PORTAL7.CO.ID - Atmosfer di American Express Community Stadium terasa sangat hidup pada Rabu (22/4/2026) dini hari WIB. Namun bagi tim tamu, laga pekan ini justru menjadi mimpi buruk yang memperpanjang tren negatif mereka di kompetisi Liga Inggris musim ini.

Brighton & Hove Albion tampil begitu perkasa di hadapan pendukungnya sendiri dengan melibas Chelsea tiga gol tanpa balas. Kemenangan meyakinkan ini sekaligus menegaskan dominasi tuan rumah atas tim asal London tersebut sepanjang jalannya pertandingan.

Tiga gol kemenangan Brighton masing-masing disumbangkan melalui aksi impresif Ferdi Kadioglu, Jack Hinshelwood, dan penyerang senior Danny Welbeck. Penampilan solid lini serang mereka membuat barisan pertahanan lawan kewalahan sejak peluit pertama dibunyikan.

Dominasi tim berjuluk The Seagulls ini terlihat sangat jelas jika merujuk pada catatan statistik pertandingan yang dilansir dari Detik Sport. Tuan rumah tercatat berhasil melepaskan tujuh tembakan akurat yang mengarah langsung ke gawang lawan.

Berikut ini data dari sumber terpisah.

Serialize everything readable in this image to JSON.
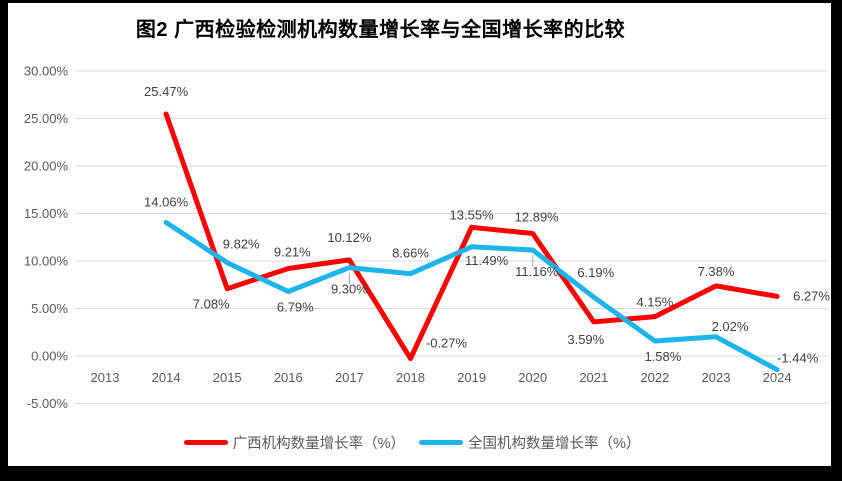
{
  "frame": {
    "background": "#000000",
    "card_background": "#ffffff"
  },
  "title": "图2 广西检验检测机构数量增长率与全国增长率的比较",
  "chart_data": {
    "type": "line",
    "title": "图2 广西检验检测机构数量增长率与全国增长率的比较",
    "categories": [
      "2013",
      "2014",
      "2015",
      "2016",
      "2017",
      "2018",
      "2019",
      "2020",
      "2021",
      "2022",
      "2023",
      "2024"
    ],
    "ylim": [
      -5,
      30
    ],
    "ytick_step": 5,
    "y_axis": {
      "tick_values": [
        30,
        25,
        20,
        15,
        10,
        5,
        0,
        -5
      ],
      "tick_labels": [
        "30.00%",
        "25.00%",
        "20.00%",
        "15.00%",
        "10.00%",
        "5.00%",
        "0.00%",
        "-5.00%"
      ]
    },
    "grid": true,
    "legend_position": "bottom",
    "colors": {
      "grid": "#d9d9d9",
      "tick_text": "#595959",
      "data_label_text": "#3f3f3f"
    },
    "series": [
      {
        "name": "广西机构数量增长率（%）",
        "color": "#fe0000",
        "values": [
          null,
          25.47,
          7.08,
          9.21,
          10.12,
          -0.27,
          13.55,
          12.89,
          3.59,
          4.15,
          7.38,
          6.27
        ],
        "labels": [
          "",
          "25.47%",
          "7.08%",
          "9.21%",
          "10.12%",
          "-0.27%",
          "13.55%",
          "12.89%",
          "3.59%",
          "4.15%",
          "7.38%",
          "6.27%"
        ],
        "label_offsets": [
          null,
          {
            "dx": 0,
            "dy": -18
          },
          {
            "dx": -16,
            "dy": 20
          },
          {
            "dx": 4,
            "dy": -12
          },
          {
            "dx": 0,
            "dy": -18
          },
          {
            "dx": 36,
            "dy": -11
          },
          {
            "dx": 0,
            "dy": -8
          },
          {
            "dx": 4,
            "dy": -12
          },
          {
            "dx": -8,
            "dy": 22
          },
          {
            "dx": 0,
            "dy": -10
          },
          {
            "dx": 0,
            "dy": -10
          },
          {
            "dx": 16,
            "dy": 4,
            "anchor": "start"
          }
        ]
      },
      {
        "name": "全国机构数量增长率（%）",
        "color": "#1eb4eb",
        "values": [
          null,
          14.06,
          9.82,
          6.79,
          9.3,
          8.66,
          11.49,
          11.16,
          6.19,
          1.58,
          2.02,
          -1.44
        ],
        "labels": [
          "",
          "14.06%",
          "9.82%",
          "6.79%",
          "9.30%",
          "8.66%",
          "11.49%",
          "11.16%",
          "6.19%",
          "1.58%",
          "2.02%",
          "-1.44%"
        ],
        "label_offsets": [
          null,
          {
            "dx": 0,
            "dy": -16
          },
          {
            "dx": 14,
            "dy": -14
          },
          {
            "dx": 7,
            "dy": 20
          },
          {
            "dx": 0,
            "dy": 26,
            "leader": true
          },
          {
            "dx": 0,
            "dy": -16
          },
          {
            "dx": 15,
            "dy": 18
          },
          {
            "dx": 4,
            "dy": 26,
            "leader": true
          },
          {
            "dx": 2,
            "dy": -20
          },
          {
            "dx": 8,
            "dy": 20
          },
          {
            "dx": 14,
            "dy": -6
          },
          {
            "dx": 0,
            "dy": -7,
            "anchor": "start"
          }
        ]
      }
    ]
  }
}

Kondisi sebaliknya justru dialami oleh Chelsea yang menunjukkan performa di bawah standar bagi tim papan atas. Sepanjang waktu normal, tim asuhan Liam Rosenior tersebut gagal mencatatkan satu pun tembakan tepat sasaran ke arah gawang Brighton.

"Mereka terlihat seperti tim yang belum pernah bermain bersama sebelumnya. Yang lebih parah lagi, ini adalah penampilan yang benar-benar tidak punya nyali," ujar Chris Sutton dilansir dari BBC.

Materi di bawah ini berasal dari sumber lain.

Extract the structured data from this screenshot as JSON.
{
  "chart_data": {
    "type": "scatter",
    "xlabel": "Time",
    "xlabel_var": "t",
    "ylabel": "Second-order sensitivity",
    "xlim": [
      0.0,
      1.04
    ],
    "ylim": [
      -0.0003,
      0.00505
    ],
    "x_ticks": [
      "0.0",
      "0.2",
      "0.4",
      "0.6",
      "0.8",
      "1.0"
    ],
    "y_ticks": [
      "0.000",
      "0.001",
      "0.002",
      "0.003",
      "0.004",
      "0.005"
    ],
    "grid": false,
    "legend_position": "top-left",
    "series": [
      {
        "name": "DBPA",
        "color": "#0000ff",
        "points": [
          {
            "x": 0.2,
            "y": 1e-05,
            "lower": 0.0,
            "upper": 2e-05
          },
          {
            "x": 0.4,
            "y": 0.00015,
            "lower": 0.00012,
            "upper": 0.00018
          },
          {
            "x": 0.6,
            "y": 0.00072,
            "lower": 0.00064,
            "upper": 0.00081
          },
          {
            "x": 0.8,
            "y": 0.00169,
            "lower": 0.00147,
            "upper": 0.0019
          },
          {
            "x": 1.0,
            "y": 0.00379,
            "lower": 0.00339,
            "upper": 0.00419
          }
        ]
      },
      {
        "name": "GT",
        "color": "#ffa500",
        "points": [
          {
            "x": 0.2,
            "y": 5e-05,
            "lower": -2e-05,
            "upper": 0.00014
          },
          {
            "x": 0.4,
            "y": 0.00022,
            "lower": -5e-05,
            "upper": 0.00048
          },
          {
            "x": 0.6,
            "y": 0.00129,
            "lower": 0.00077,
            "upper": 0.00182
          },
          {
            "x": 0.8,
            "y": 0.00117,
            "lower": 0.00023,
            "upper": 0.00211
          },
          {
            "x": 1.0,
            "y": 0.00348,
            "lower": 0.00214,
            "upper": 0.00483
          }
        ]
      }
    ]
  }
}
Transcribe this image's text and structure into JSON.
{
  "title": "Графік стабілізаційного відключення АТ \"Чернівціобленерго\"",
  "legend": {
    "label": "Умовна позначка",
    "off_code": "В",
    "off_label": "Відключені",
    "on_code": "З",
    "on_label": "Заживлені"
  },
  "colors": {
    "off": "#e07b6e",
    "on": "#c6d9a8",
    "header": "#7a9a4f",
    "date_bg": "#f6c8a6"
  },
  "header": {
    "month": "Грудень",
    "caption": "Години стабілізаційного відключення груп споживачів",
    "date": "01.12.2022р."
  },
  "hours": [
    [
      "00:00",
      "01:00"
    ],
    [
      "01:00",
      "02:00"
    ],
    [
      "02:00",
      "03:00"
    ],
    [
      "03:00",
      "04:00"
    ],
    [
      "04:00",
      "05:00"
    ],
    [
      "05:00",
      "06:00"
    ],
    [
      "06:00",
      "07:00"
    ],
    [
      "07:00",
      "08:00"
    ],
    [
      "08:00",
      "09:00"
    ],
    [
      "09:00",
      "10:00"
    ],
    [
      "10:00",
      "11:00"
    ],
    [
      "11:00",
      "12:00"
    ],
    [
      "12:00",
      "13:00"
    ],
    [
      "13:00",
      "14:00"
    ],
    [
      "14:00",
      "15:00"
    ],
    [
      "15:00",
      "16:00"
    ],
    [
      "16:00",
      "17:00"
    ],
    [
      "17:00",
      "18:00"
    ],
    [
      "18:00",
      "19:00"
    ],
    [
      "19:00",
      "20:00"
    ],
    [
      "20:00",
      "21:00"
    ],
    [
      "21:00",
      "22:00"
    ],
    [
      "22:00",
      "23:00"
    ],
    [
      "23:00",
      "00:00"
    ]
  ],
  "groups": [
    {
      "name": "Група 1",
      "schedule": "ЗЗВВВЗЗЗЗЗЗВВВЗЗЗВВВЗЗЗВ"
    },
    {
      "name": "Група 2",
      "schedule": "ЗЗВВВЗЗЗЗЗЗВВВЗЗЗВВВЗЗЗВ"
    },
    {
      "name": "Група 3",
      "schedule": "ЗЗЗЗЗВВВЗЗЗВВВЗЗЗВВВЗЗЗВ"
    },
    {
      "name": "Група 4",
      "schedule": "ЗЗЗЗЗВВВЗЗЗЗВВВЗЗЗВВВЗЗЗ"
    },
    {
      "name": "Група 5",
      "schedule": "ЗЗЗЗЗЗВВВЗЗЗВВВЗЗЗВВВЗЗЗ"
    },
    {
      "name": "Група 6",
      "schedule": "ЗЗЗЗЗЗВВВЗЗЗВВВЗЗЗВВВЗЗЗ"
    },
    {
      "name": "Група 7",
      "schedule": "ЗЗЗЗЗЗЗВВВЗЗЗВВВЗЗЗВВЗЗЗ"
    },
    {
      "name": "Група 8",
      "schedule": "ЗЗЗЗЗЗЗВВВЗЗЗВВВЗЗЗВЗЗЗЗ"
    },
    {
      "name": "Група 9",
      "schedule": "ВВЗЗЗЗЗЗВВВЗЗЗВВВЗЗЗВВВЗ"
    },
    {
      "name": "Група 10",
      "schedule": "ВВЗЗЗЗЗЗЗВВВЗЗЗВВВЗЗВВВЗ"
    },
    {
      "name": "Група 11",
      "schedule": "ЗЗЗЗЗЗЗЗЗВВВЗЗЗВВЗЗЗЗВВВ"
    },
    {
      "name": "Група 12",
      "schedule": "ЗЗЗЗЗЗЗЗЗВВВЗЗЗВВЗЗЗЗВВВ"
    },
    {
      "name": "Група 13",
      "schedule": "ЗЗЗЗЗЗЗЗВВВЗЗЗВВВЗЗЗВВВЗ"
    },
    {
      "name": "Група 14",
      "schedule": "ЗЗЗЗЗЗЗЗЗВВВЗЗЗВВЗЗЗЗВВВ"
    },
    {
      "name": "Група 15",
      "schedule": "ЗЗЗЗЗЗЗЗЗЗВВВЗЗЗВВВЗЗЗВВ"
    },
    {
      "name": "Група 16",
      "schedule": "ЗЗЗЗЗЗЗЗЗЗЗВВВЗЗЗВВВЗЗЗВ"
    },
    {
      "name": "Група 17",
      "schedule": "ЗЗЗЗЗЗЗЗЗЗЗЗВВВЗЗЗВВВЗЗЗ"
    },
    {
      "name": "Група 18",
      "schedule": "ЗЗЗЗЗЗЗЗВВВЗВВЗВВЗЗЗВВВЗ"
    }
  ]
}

Kritik pedas dari mantan penyerang Premier League tersebut menggambarkan betapa buruknya koordinasi antar pemain di dalam lapangan. Chelsea dinilai kehilangan identitas permainan dan gagal memberikan perlawanan yang berarti bagi tuan rumah.

"Mereka kekurangan intensitas yang nyata. Chelsea benar-benar dibuat tidak berkutik oleh Brighton," tambah Chris Sutton dalam komentarnya kepada BBC.

Kekalahan telak ini mengakibatkan posisi Chelsea tertahan di peringkat ketujuh klasemen sementara dengan perolehan 48 poin. Hasil minor ini menambah daftar panjang evaluasi bagi manajemen klub untuk memperbaiki performa tim di sisa musim.